Em sua 14ª edição, o Seminário Nacional de Diretrizes para a Educação em Enfermagem traz para o debate o ensino para uma formação ética e responsável.

Flavia Lima


Sob o tema Educação em Enfermagem: qualidade, inovação e responsabilidade, a Associação Brasileira de Enfermagem (ABEn) promoveu, de 6 a 8 de agosto, o 14º Seminário Nacional de Diretrizes para a Educação em Enfermagem (SENADEn), em em Maceió (AL), reunindo cerca de 700 participantes de vários estados brasileiros e países da América Latina, Caribe e Portugal, bem como a Rede de Escolas Técnicas do SUS (RET-SUS).

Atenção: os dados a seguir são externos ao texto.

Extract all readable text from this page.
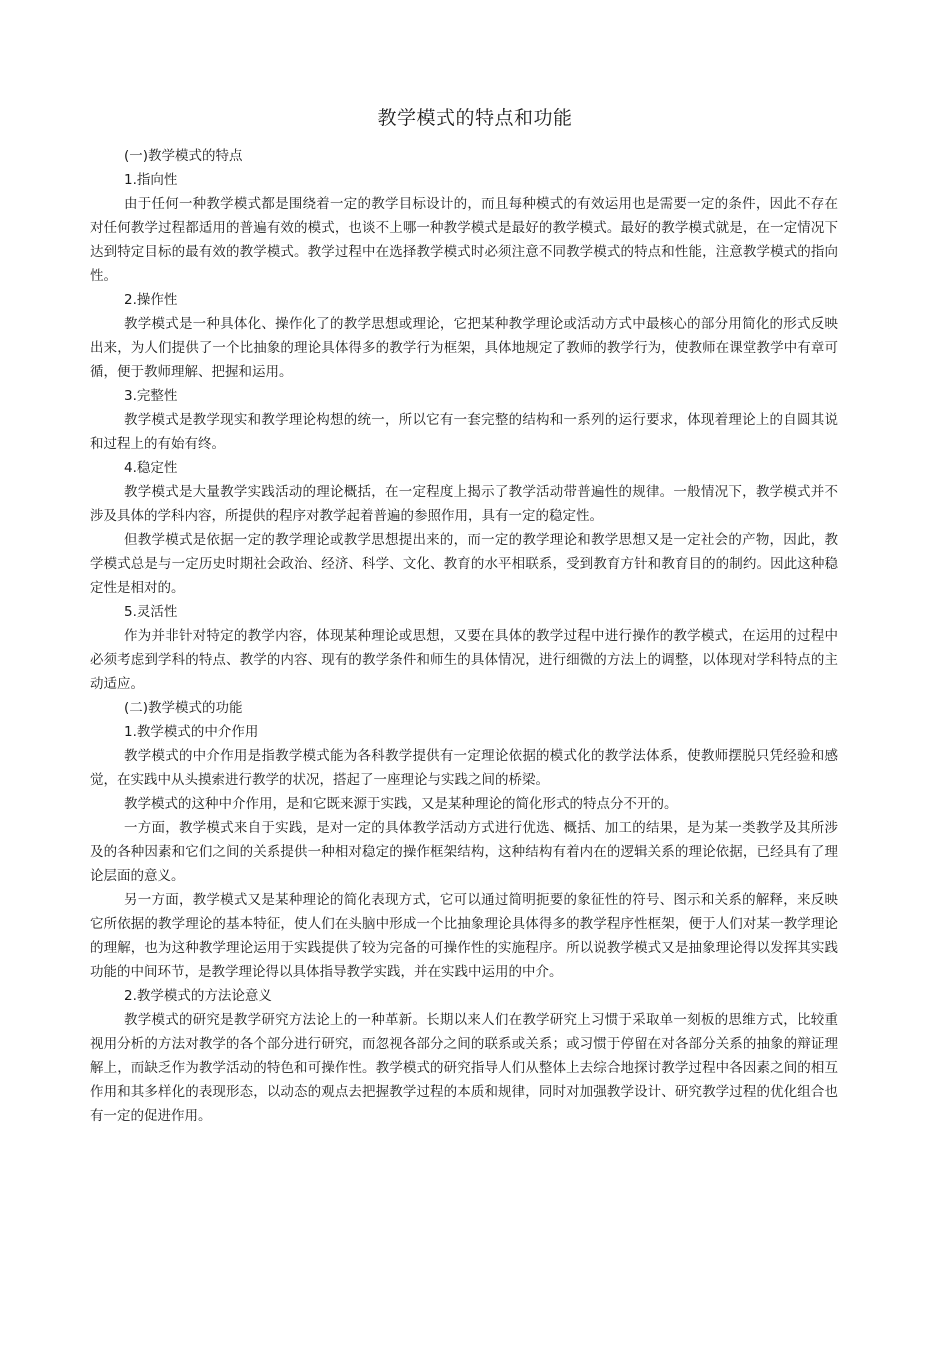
教学模式的特点和功能

(一)教学模式的特点

1.指向性

由于任何一种教学模式都是围绕着一定的教学目标设计的，而且每种模式的有效运用也是需要一定的条件，因此不存在对任何教学过程都适用的普遍有效的模式，也谈不上哪一种教学模式是最好的教学模式。最好的教学模式就是，在一定情况下达到特定目标的最有效的教学模式。教学过程中在选择教学模式时必须注意不同教学模式的特点和性能，注意教学模式的指向性。

2.操作性

教学模式是一种具体化、操作化了的教学思想或理论，它把某种教学理论或活动方式中最核心的部分用简化的形式反映出来，为人们提供了一个比抽象的理论具体得多的教学行为框架，具体地规定了教师的教学行为，使教师在课堂教学中有章可循，便于教师理解、把握和运用。

3.完整性

教学模式是教学现实和教学理论构想的统一，所以它有一套完整的结构和一系列的运行要求，体现着理论上的自圆其说和过程上的有始有终。

4.稳定性

教学模式是大量教学实践活动的理论概括，在一定程度上揭示了教学活动带普遍性的规律。一般情况下，教学模式并不涉及具体的学科内容，所提供的程序对教学起着普遍的参照作用，具有一定的稳定性。

但教学模式是依据一定的教学理论或教学思想提出来的，而一定的教学理论和教学思想又是一定社会的产物，因此，教学模式总是与一定历史时期社会政治、经济、科学、文化、教育的水平相联系，受到教育方针和教育目的的制约。因此这种稳定性是相对的。

5.灵活性

作为并非针对特定的教学内容，体现某种理论或思想，又要在具体的教学过程中进行操作的教学模式，在运用的过程中必须考虑到学科的特点、教学的内容、现有的教学条件和师生的具体情况，进行细微的方法上的调整，以体现对学科特点的主动适应。

(二)教学模式的功能

1.教学模式的中介作用

教学模式的中介作用是指教学模式能为各科教学提供有一定理论依据的模式化的教学法体系，使教师摆脱只凭经验和感觉，在实践中从头摸索进行教学的状况，搭起了一座理论与实践之间的桥梁。

教学模式的这种中介作用，是和它既来源于实践，又是某种理论的简化形式的特点分不开的。

一方面，教学模式来自于实践，是对一定的具体教学活动方式进行优选、概括、加工的结果，是为某一类教学及其所涉及的各种因素和它们之间的关系提供一种相对稳定的操作框架结构，这种结构有着内在的逻辑关系的理论依据，已经具有了理论层面的意义。

另一方面，教学模式又是某种理论的简化表现方式，它可以通过简明扼要的象征性的符号、图示和关系的解释，来反映它所依据的教学理论的基本特征，使人们在头脑中形成一个比抽象理论具体得多的教学程序性框架，便于人们对某一教学理论的理解，也为这种教学理论运用于实践提供了较为完备的可操作性的实施程序。所以说教学模式又是抽象理论得以发挥其实践功能的中间环节，是教学理论得以具体指导教学实践，并在实践中运用的中介。

2.教学模式的方法论意义

教学模式的研究是教学研究方法论上的一种革新。长期以来人们在教学研究上习惯于采取单一刻板的思维方式，比较重视用分析的方法对教学的各个部分进行研究，而忽视各部分之间的联系或关系；或习惯于停留在对各部分关系的抽象的辩证理解上，而缺乏作为教学活动的特色和可操作性。教学模式的研究指导人们从整体上去综合地探讨教学过程中各因素之间的相互作用和其多样化的表现形态，以动态的观点去把握教学过程的本质和规律，同时对加强教学设计、研究教学过程的优化组合也有一定的促进作用。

Estruturado em três eixos temáticos — Modelos pedagógicos inovadores potentes para a formação generalista, ética e responsável de profissionais de enfermagem; Formação em Enfermagem e o cenário atual do trabalho em saúde nacional e internacional; e Pós-Graduação e Pesquisa —, o evento agregou, ao todo, 550 trabalhos científicos e relatos de experiências. “A presença de vários segmentos da educação, bem como das escolas técnicas do SUS, culminou em um caldeirão de ideias e propostas”, observou a presidente da ABEn e do 14º SENADEn, Ângela Maria Alvarez. “Devemos consolidar ainda mais essa parceria com a Rede”, anunciou. Não por um acaso que o Seminário Nacional da RET-SUS aconteceu concomitantemente ao 66º Congresso Brasileiro de Enfermagem (CBEn), organizado pela ABEn, de 27 a 30 de outubro, em Belém (PA).

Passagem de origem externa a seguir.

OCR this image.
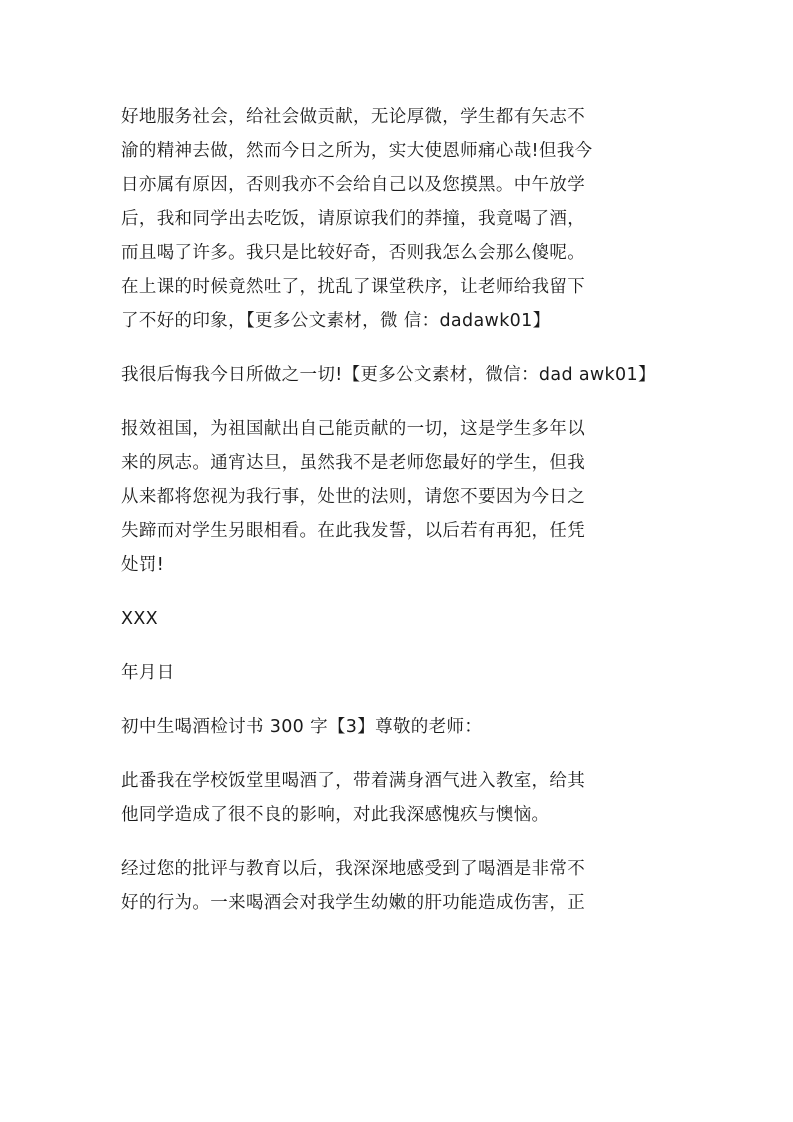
好地服务社会，给社会做贡献，无论厚微，学生都有矢志不
渝的精神去做，然而今日之所为，实大使恩师痛心哉!但我今
日亦属有原因，否则我亦不会给自己以及您摸黑。中午放学
后，我和同学出去吃饭，请原谅我们的莽撞，我竟喝了酒，
而且喝了许多。我只是比较好奇，否则我怎么会那么傻呢。
在上课的时候竟然吐了，扰乱了课堂秩序，让老师给我留下
了不好的印象，【更多公文素材，微 信：dadawk01】

我很后悔我今日所做之一切!【更多公文素材，微信：dad awk01】

报效祖国，为祖国献出自己能贡献的一切，这是学生多年以
来的夙志。通宵达旦，虽然我不是老师您最好的学生，但我
从来都将您视为我行事，处世的法则，请您不要因为今日之
失蹄而对学生另眼相看。在此我发誓，以后若有再犯，任凭
处罚!

XXX

年月日

初中生喝酒检讨书 300 字【3】尊敬的老师：

此番我在学校饭堂里喝酒了，带着满身酒气进入教室，给其
他同学造成了很不良的影响，对此我深感愧疚与懊恼。

经过您的批评与教育以后，我深深地感受到了喝酒是非常不
好的行为。一来喝酒会对我学生幼嫩的肝功能造成伤害，正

Seguindo a tradição, o 14º SENADEn — realizado em parceria com a Universidade Federal de Alagoas (Ufal) — foi dividido em conferências, mesas-redondas, cursos, oficinas, reuniões de interesse, fóruns, atividades culturais e lançamento de produções acadêmicas, além da Tenda de Educação Popular em Saúde Damião Alexandrino, culminando na aprovação da Carta de Maceió para a Educação em Enfermagem (documento editado no box da pág.07), cujo objetivo foi favorecer o envolvimento e o compromisso da comunidade acadêmica com as questões relativas à política de formação profissional e propiciar a discussão à respeito de parcerias institucionais, internas e externas à Enfermagem. “Esse evento tem oportunizado debates e reflexões que se tornaram proposições de reformulação das diretrizes curriculares na área”, esclareceu Ângela.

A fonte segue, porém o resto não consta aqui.